PROSTATE cancer is the most common cancer in men.
World-wide more than one million cases are diagnosed every year and some 300,000 men die of the disease.
Until recently older Australian men were regularly screened for prostate cancer by a blood test called the PSA (Prostate specific antigen) test.
The test can lead to early detection and cure but with the disadvantage that men with high PSA scores might never develop aggressive disease.
In many cases men have non-aggressive prostate cancers which are unlikely to become a problem during their lifetime.
Over reliance on the PSA test can result in unnecessary and invasive treatment. Therefore the test has been largely discontinued.
Research by Dr Richard Martin and a team at the University of Bristol found that a screening program that invited more than 400,000 men to a clinic to undergo a single PSA test increased detection of low-risk prostate cancer but made no significant difference to prostate cancer deaths after 10 years.
In an attempt to identify and screen patients at high risk of developing aggressive, while still young, Dr Tyler Seibert and co-workers at the Centre for Multimodal Imaging and Genetics in California have developed a scoring system based on the patient’s genotype.
They analysed over 200,000 gene variants (known as single nucleotide polymorphisms or SNPs) from nearly 32,000 men of European ancestry with and without prostate cancer and identified 54 SNPs associated with increased risk of prostate cancer.
From this they have calculated a hazard score for the risk of developing aggressive prostate cancer.
This was validated by applying the score to participants in an independent clinical trial of 6,500 men to test the prediction of survival free from prostate cancer.
Men in the top two per cent of scores had three time the risk of developing aggressive prostate cancer compared with men with average scores.
And the researchers say that, as the score represents a man’s fixed genetic risk, it can be calculated just once, long before the onset of prostate cancer, helping to make a better decision about whether he should undergo further invasive testing.
Professor Marco Falasca, from the Curtin University Health Innovation Research Institute said genotyping is the way forward in medicine.
“Understanding individual’s genotype will allow treatment to be tailored to individual need. Biopsy of the prostate is a good tool but it is invasive. Other methods are less invasive.
“SNIPs cluster can predict the outcome in some case but not with certainty,” he said.
Other research by Dr Luke Selth and colleagues at the University of Adelaide has identified biomarkers in seminal fluid that indicate the presence of cancers.
These are a number of small ribonucleic acid (RNA) molecules called microRNAs that are known to increase in prostate tumours.
He said some of these microRNAs were surprisingly accurate in detecting cancer.

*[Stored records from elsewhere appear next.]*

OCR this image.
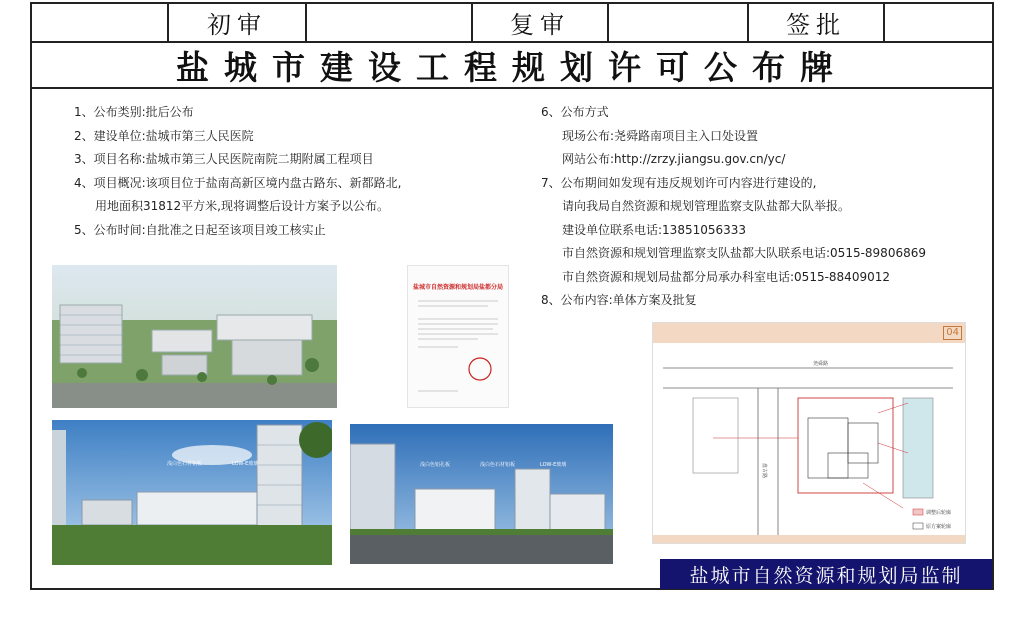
初审	复审	签批
盐城市建设工程规划许可公布牌
1、公布类别:批后公布
2、建设单位:盐城市第三人民医院
3、项目名称:盐城市第三人民医院南院二期附属工程项目
4、项目概况:该项目位于盐南高新区境内盘古路东、新都路北,
用地面积31812平方米,现将调整后设计方案予以公布。
5、公布时间:自批准之日起至该项目竣工核实止
6、公布方式
现场公布:尧舜路南项目主入口处设置
网站公布:http://zrzy.jiangsu.gov.cn/yc/
7、公布期间如发现有违反规划许可内容进行建设的,
请向我局自然资源和规划管理监察支队盐都大队举报。
建设单位联系电话:13851056333
市自然资源和规划管理监察支队盐都大队联系电话:0515-89806869
市自然资源和规划局盐都分局承办科室电话:0515-88409012
8、公布内容:单体方案及批复
盐城市自然资源和规划局盐都分局
浅白色石材铝板	LOW-E玻璃	浅白色铝孔板	浅白色石材铝板	LOW-E玻璃
04
尧舜路
盘古路
调整后轮廓
原方案轮廓
盐城市自然资源和规划局监制
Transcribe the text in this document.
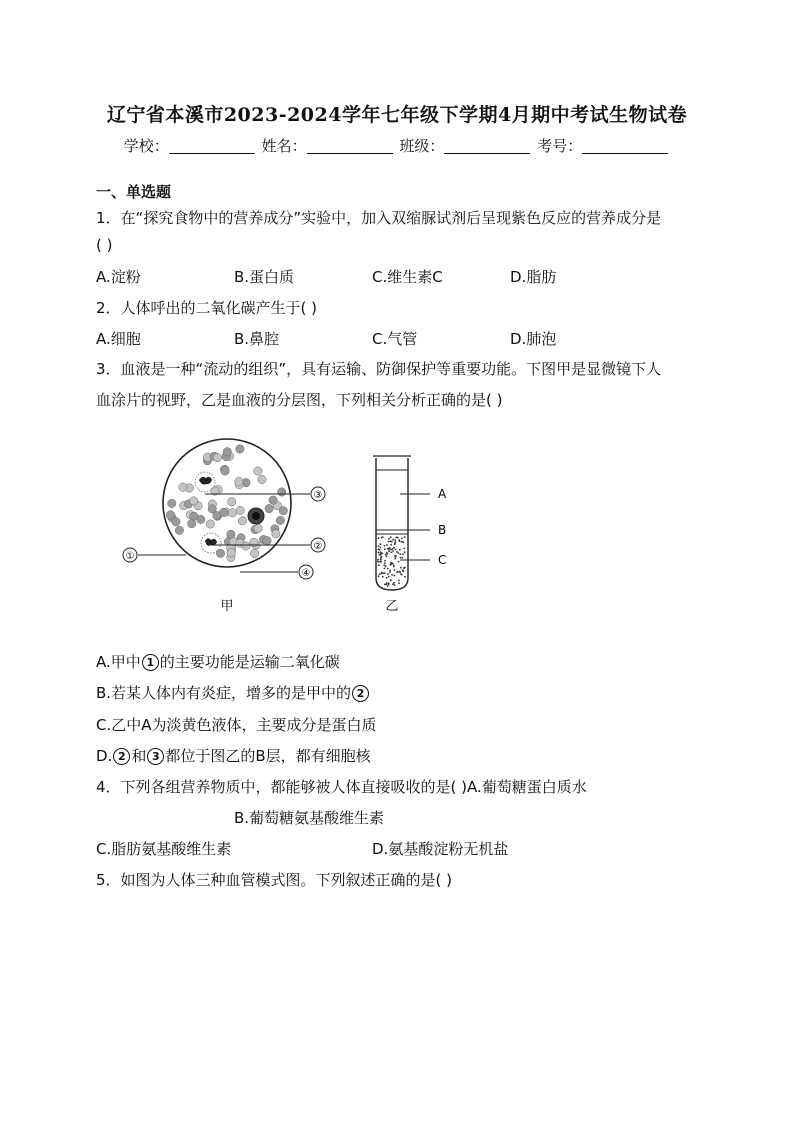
辽宁省本溪市2023-2024学年七年级下学期4月期中考试生物试卷
学校：	姓名：	班级：	考号：
一、单选题
1．在“探究食物中的营养成分”实验中，加入双缩脲试剂后呈现紫色反应的营养成分是
( )
A.淀粉	B.蛋白质	C.维生素C	D.脂肪
2．人体呼出的二氧化碳产生于( )
A.细胞	B.鼻腔	C.气管	D.肺泡
3．血液是一种“流动的组织”，具有运输、防御保护等重要功能。下图甲是显微镜下人
血涂片的视野，乙是血液的分层图，下列相关分析正确的是( )
③
②
①
④
甲
A
B
C
乙
A.甲中 1 的主要功能是运输二氧化碳
B.若某人体内有炎症，增多的是甲中的 2
C.乙中A为淡黄色液体，主要成分是蛋白质
D. 2 和 3 都位于图乙的B层，都有细胞核
4．下列各组营养物质中，都能够被人体直接吸收的是( )A.葡萄糖蛋白质水
B.葡萄糖氨基酸维生素
C.脂肪氨基酸维生素	D.氨基酸淀粉无机盐
5．如图为人体三种血管模式图。下列叙述正确的是( )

“The presence of these microRNAs enabled us to more accurately discriminate between patients who had cancer and those who didn’t, compared with a standard PSA test,” Dr Selth said.
“We also found that the one specific microRNA, miR-200b, could distinguish between men with low grade and those with higher grade tumours. This is important because, as a potential prognostic tool, it will help to indicate the urgency and type of treatment required.”
This research builds on previous work by Dr Selth’s team, published in the British Journal of Cancer.